Mrs. Chaitovitz, 61, told those gathered: "I am deeply touched and honored to have this path named after me. It is a very humbling experience.
"I hope that this path will be a symbol of the journey Beth Shalom and Bet Yeladim will take together to further the Jewish education of our children," she said.
Besides helping to establish the school, Mrs. Chaitovitz also is a founding member of Beth Shalom, a Conservative congregation, and a former president of the Sisterhood of Beth Shalom, the congregation's women's group.
Members of the Sisterhood of Beth Shalom honored Mrs.
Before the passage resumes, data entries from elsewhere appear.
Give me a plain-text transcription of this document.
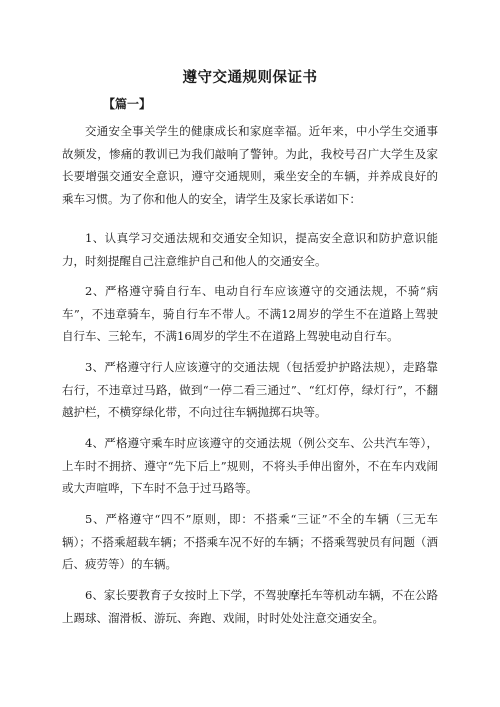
遵守交通规则保证书
【篇一】

交通安全事关学生的健康成长和家庭幸福。近年来，中小学生交通事故频发，惨痛的教训已为我们敲响了警钟。为此，我校号召广大学生及家长要增强交通安全意识，遵守交通规则，乘坐安全的车辆，并养成良好的乘车习惯。为了你和他人的安全，请学生及家长承诺如下：

1、认真学习交通法规和交通安全知识，提高安全意识和防护意识能力，时刻提醒自己注意维护自己和他人的交通安全。

2、严格遵守骑自行车、电动自行车应该遵守的交通法规，不骑“病车”，不违章骑车，骑自行车不带人。不满12周岁的学生不在道路上驾驶自行车、三轮车，不满16周岁的学生不在道路上驾驶电动自行车。

3、严格遵守行人应该遵守的交通法规（包括爱护护路法规），走路靠右行，不违章过马路，做到“一停二看三通过”、“红灯停，绿灯行”，不翻越护栏，不横穿绿化带，不向过往车辆抛掷石块等。

4、严格遵守乘车时应该遵守的交通法规（例公交车、公共汽车等），上车时不拥挤、遵守“先下后上”规则，不将头手伸出窗外，不在车内戏闹或大声喧哗，下车时不急于过马路等。

5、严格遵守“四不”原则，即：不搭乘“三证”不全的车辆（三无车辆）；不搭乘超载车辆；不搭乘车况不好的车辆；不搭乘驾驶员有问题（酒后、疲劳等）的车辆。

6、家长要教育子女按时上下学，不驾驶摩托车等机动车辆，不在公路上踢球、溜滑板、游玩、奔跑、戏闹，时时处处注意交通安全。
Chaitovitz as part of a day dedicated to "Steppin' in the Path of Jewish Learning."
Parents and Jewish leaders in the community call her a pioneer and credit her with helping to lead the way in the education of Jewish children in Howard.
In September 1975, the nursery school opened with only two teachers and 21 students to serve the county's Jewish population, which has grown to about 10,000.
The day care center opened in 1987 at Stonehouse in the Long Reach Village Center and the kindergarten program began in 1994 at the Meeting House in Columbia's Oakland Mills village; both programs now are at the Meeting House.
This summer, the nursery school program moved from the Jeffers Hill and Phelps Luck neighborhood centers to the synagogue -- the first synagogue to be built in Howard.
All together, Bet Yeladim's educational programs have about 48 staffers and 260 children.
"Miss Harriet," as she has been known at the school, officially retired in June.
"It's just a natural love of children and a deep commitment to further Jewish education," Mrs. Chaitovitz said of her devotion.
However, her work may not be over. Teachers plan to ask her to substitute whenever she can.
"I can honestly say, we all miss her," said Jean Grinspoon, the school's executive director. "She will always be a part of Bet Yeladim."
Too young to understand the dedication ceremony, the school's students ran around and rode tricycles over the dedicated pathway. Mrs. Chaitovitz even took time to tie the laces of one youngster's tennis shoe.
"Harriet is a great link for us to the past and to the future," said Claudia Andorsky, a spokeswoman for the school.